A serverless data processing pipeline to store Census data in AWS S3.

Primary LanguageJavaScript

s3-db

S3 as a cost-efficient database.

Why?

  1. Database data storage is (relatively) expensive.
  2. S3 is really cheap!
  3. I can load all the data for a dataset in < 30 minutes using AWS lambda (and that's a conservative estimate). Previous naive automated attemps into PostgreSQL took half a day at best! More previous manual attempts took about a week.

How

Data is processed w/ (mostly) serverless pipeline.

First Lambda (dataupload.js, controlled by upload-control.js), loads data to a staging bucket in the cloud. Second Lambda (dataparse.js, controlled by parse-control.js), extracts data to s3 bucket.

Notes

This will blow through your Lambda free tier credits and probably rack up a few dollars of charges (<$5). But running hundreds of concurrent processes is fun so it might be worth it to you.

Setup

Assumes NodeJS 8+, NPM. Serverless via the Serverless Framework

git clone https://github.com/royhobbstn/s3-db.git
cd s3-db
npm install
serverless deploy

If not using an Amazon Cloud machine of some sort, you may need to set up a aws_key.json file in the same format as aws_key.example.js.
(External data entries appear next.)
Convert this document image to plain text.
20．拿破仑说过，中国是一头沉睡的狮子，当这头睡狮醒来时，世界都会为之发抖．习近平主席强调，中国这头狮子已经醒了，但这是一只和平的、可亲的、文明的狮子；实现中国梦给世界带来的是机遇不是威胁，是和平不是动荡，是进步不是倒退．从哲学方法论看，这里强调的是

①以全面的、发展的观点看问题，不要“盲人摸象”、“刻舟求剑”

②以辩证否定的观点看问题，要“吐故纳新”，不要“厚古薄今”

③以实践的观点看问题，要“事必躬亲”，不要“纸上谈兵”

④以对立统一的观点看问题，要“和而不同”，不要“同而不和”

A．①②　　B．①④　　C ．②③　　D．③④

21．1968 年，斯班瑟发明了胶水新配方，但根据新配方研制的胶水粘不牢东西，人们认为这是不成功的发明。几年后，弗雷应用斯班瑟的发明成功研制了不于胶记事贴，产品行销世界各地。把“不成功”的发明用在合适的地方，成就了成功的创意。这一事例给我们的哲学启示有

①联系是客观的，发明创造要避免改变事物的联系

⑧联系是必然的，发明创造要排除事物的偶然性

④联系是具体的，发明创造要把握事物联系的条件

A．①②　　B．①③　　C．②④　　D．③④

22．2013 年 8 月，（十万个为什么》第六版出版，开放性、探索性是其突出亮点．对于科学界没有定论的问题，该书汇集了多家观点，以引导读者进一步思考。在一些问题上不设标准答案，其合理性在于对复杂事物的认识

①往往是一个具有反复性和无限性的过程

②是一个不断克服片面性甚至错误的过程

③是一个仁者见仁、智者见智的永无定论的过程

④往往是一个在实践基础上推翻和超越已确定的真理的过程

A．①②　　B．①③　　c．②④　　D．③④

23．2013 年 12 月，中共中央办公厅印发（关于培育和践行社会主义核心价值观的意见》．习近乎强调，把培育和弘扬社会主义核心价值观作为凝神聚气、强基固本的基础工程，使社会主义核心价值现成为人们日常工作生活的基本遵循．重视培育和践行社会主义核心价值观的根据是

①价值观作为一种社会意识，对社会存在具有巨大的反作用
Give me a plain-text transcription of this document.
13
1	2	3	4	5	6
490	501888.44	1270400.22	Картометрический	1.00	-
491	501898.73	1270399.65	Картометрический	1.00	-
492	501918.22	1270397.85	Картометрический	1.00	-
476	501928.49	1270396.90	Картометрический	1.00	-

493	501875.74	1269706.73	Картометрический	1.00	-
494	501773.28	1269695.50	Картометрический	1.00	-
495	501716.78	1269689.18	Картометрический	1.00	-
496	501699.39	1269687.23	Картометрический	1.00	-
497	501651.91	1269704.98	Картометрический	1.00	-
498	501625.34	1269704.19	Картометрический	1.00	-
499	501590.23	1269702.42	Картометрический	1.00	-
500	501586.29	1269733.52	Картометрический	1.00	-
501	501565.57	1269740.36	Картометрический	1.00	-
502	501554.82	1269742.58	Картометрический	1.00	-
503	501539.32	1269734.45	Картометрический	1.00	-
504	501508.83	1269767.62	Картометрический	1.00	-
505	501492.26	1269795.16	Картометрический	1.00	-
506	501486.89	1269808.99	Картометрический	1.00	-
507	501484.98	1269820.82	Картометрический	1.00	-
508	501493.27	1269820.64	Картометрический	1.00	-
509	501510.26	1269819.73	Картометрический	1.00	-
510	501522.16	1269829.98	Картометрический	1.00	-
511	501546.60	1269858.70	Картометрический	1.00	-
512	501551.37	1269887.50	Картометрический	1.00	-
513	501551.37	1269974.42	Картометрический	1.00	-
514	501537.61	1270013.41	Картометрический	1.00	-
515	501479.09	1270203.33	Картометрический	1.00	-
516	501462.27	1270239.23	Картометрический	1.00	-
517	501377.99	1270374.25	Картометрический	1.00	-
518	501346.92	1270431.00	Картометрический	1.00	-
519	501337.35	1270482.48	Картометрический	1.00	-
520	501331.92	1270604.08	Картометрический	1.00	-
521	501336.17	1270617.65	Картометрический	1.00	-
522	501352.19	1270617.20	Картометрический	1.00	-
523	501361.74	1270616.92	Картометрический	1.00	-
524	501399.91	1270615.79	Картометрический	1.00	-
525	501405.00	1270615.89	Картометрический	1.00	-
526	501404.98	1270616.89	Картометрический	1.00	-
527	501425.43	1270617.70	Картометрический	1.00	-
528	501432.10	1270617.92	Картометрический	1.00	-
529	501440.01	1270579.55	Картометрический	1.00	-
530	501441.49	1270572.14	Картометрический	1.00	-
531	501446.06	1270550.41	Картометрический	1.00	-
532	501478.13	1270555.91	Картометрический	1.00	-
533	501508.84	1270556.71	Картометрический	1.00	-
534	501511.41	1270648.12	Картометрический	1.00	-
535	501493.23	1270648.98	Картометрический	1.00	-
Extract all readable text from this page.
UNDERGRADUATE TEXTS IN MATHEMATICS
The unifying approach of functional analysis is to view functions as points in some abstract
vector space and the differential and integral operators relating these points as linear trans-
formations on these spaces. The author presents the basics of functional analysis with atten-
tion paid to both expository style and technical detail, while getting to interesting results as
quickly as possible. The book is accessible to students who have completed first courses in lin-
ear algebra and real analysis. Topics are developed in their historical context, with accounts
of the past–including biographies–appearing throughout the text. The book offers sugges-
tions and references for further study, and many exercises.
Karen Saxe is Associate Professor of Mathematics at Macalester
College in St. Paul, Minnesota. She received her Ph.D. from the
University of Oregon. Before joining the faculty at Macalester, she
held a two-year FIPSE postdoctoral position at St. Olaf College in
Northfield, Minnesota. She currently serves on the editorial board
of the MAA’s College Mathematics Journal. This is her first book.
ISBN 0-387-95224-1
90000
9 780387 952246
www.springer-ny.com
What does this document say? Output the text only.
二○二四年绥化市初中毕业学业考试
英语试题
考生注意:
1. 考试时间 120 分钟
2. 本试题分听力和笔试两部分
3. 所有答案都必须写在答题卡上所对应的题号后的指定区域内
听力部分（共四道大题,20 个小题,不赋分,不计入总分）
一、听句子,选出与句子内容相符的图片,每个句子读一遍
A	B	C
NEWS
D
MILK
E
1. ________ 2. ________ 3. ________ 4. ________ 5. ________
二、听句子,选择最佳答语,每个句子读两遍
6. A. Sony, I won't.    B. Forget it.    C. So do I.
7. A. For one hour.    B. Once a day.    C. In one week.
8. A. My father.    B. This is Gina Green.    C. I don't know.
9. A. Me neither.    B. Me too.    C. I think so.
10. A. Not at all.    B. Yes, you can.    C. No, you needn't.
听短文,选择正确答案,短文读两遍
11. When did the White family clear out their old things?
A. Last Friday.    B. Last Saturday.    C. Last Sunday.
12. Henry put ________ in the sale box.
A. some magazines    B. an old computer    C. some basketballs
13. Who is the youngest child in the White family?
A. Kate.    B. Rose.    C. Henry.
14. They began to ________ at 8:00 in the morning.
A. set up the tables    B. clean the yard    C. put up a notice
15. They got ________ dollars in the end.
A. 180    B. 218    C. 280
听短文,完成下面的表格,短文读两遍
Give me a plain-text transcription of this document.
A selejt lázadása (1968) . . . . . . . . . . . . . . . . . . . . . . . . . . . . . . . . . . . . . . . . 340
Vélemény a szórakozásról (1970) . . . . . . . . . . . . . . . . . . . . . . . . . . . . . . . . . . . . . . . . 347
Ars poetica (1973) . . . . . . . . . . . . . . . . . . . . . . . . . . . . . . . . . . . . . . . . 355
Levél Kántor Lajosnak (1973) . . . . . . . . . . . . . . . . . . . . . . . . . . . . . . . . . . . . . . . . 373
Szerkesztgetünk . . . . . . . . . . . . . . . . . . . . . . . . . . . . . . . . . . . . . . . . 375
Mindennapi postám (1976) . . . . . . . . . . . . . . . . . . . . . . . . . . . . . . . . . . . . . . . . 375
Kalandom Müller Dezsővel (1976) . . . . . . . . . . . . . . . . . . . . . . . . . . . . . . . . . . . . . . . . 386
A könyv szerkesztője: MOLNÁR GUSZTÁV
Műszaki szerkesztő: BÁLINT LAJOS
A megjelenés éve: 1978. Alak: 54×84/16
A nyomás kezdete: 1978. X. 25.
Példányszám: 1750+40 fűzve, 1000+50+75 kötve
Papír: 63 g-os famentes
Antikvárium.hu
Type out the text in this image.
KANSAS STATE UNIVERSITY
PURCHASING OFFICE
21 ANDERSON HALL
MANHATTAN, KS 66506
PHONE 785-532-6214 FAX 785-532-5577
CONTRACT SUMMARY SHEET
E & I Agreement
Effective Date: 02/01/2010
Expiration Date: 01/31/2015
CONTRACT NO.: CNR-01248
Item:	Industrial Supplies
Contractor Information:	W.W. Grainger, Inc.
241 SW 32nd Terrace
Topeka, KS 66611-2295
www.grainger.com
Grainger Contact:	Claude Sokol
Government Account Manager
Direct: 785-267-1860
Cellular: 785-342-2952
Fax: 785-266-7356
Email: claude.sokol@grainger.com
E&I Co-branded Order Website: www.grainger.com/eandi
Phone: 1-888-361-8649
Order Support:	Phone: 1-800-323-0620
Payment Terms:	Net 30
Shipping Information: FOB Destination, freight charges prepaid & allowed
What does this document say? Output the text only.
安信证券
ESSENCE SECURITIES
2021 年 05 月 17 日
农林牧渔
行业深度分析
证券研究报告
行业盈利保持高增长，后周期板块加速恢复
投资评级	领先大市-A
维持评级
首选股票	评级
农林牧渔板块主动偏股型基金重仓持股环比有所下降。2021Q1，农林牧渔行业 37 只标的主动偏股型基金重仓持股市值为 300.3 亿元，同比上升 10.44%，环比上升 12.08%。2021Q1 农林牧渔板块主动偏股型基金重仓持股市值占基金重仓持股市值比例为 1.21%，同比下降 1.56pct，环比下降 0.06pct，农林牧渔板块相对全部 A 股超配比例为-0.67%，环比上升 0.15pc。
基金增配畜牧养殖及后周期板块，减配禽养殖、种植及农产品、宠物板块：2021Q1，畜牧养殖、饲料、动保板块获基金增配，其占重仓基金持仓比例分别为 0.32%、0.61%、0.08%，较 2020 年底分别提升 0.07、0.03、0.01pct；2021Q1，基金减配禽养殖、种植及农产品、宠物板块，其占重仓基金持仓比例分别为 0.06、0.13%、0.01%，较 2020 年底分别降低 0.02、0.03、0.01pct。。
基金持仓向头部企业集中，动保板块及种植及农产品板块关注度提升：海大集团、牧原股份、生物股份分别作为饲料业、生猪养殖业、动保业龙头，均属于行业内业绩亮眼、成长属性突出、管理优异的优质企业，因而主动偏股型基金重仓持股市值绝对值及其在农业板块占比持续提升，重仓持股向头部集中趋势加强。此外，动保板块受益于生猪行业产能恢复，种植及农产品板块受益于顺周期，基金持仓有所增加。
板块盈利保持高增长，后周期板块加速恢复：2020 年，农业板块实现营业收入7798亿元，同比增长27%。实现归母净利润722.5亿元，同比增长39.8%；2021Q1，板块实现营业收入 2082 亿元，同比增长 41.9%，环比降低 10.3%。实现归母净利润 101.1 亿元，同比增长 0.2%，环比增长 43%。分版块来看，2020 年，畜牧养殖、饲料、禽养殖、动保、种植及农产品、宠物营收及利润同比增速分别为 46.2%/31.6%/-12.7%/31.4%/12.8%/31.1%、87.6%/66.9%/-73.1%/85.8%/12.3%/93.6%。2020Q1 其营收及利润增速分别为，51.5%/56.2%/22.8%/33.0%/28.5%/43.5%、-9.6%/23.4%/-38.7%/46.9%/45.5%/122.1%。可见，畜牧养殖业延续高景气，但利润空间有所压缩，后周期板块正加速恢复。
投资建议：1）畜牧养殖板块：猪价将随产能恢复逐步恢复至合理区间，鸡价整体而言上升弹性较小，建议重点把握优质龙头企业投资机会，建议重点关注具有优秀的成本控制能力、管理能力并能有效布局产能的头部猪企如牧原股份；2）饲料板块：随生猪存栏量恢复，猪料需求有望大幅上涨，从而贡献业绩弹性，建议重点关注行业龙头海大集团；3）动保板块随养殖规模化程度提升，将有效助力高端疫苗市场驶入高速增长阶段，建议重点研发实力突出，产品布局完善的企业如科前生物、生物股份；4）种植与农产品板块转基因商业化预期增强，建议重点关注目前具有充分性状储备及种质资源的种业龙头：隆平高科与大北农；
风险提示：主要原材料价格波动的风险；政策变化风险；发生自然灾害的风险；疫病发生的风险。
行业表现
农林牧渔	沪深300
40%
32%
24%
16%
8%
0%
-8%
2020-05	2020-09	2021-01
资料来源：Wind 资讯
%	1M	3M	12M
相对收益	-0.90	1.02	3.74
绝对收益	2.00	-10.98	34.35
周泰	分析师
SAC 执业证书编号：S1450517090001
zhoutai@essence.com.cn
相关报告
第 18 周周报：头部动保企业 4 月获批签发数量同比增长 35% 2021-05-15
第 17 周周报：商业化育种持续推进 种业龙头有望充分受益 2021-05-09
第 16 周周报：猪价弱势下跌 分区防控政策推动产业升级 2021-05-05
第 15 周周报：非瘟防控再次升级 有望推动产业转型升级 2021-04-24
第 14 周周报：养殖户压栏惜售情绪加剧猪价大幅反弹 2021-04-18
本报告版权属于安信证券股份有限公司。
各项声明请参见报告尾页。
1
You'll then need to uncomment the lines in parse-control.js and upload-control.js marked CREDENTIALS.

Instructions

Populate Metadata

Populate metadata bucket (prerequisite for running data):

node parse-acs-geofiles.js $year
node parse-acs-schemas.js $year

where $year is one of (2014, 2015, 2016)

Upload

Step one is to upload Census Data into a Cloud staging bucket.

node upload-control $year

Step two is to parse that data into the desired format.

node parse-control $year

Notes

Bucket names are hardcoded (sorry).